Rising interest in renewables from U.K. pension funds is part of a wider trend underscored by the Paris Agreement.

  • Joe McGrath

BlackRock has raised more than £1.1 billion ($1.4 billion) for its Renewable Income U.K. fund, making it Britain’s largest investment pool targeting renewable power.

The firm said Wednesday it attracted $612 million of new commitments for the fund, seeing “strong demand” from U.K. pensions turning to infrastructure and renewable energy assets to meet long-dated liabilities.

Asset managers are witnessing increased global demand for sustainable energy investments after the 2015 Paris Agreement underscored the commitment of major nations to the development of renewables and related technology, according to a Preqin report last month.

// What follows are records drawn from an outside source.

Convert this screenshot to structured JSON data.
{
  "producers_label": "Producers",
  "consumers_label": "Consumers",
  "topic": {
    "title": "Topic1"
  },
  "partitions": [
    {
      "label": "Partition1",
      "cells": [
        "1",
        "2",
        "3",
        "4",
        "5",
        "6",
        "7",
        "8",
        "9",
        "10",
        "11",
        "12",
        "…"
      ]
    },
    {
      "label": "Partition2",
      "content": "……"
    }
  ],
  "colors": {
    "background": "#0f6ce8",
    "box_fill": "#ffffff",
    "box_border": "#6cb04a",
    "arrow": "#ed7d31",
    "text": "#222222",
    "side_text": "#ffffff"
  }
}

The financial data provider cited the BBC Pension Trust as an investor in the BlackRock fund, with similar pools attracting investors including South Korea’s National Pension Service and the Church Pension Group in New York.

“There is more interest around climate change” strategies, said Andy Howard, head of sustainable research at Schroders, a London-based asset manager. “It is becoming clear that, unlike a few years ago, renewables are economically viable in their own right, without the requirement for political support.”

Renewable energy power has become one of the most “active sectors for deal flow in the growing infrastructure asset class,” BlackRock said, noting that its renewable fund has already invested more than £600 million in 40 wind and solar projects in the U.K. The New York-based firm, which is the world’s largest asset manager, found that 63 percent of U.K. investors that it polled in November for its 2017 Global Rebalancing Survey planned to increase exposure to real assets.

Beyond diversification, renewable funds can help offset challenges that arise in portfolios from more traditional energy investments, according Schroders’s Howard. Renewables-focused funds raised about $5 billion this year through April, exceeding fundraising for conventional energy, according to Preqin.

An April research report commissioned by the United Nations Environment Programme’s economy division found that institutional investors made a record $2.8 billion of direct equity commitments to European renewable energy projects in 2016, while the issuance of green bonds to finance environmental projects, including renewable energy, rose 99 percent to $95.1 billion last year.

Commenting on record acquisition activity in the clean power sector, Udo Steffens, president of the Frankfurt School of Finance and Management, said in the UN report that “investor hunger for existing wind and solar farms is a strong signal for the world to move to renewables.”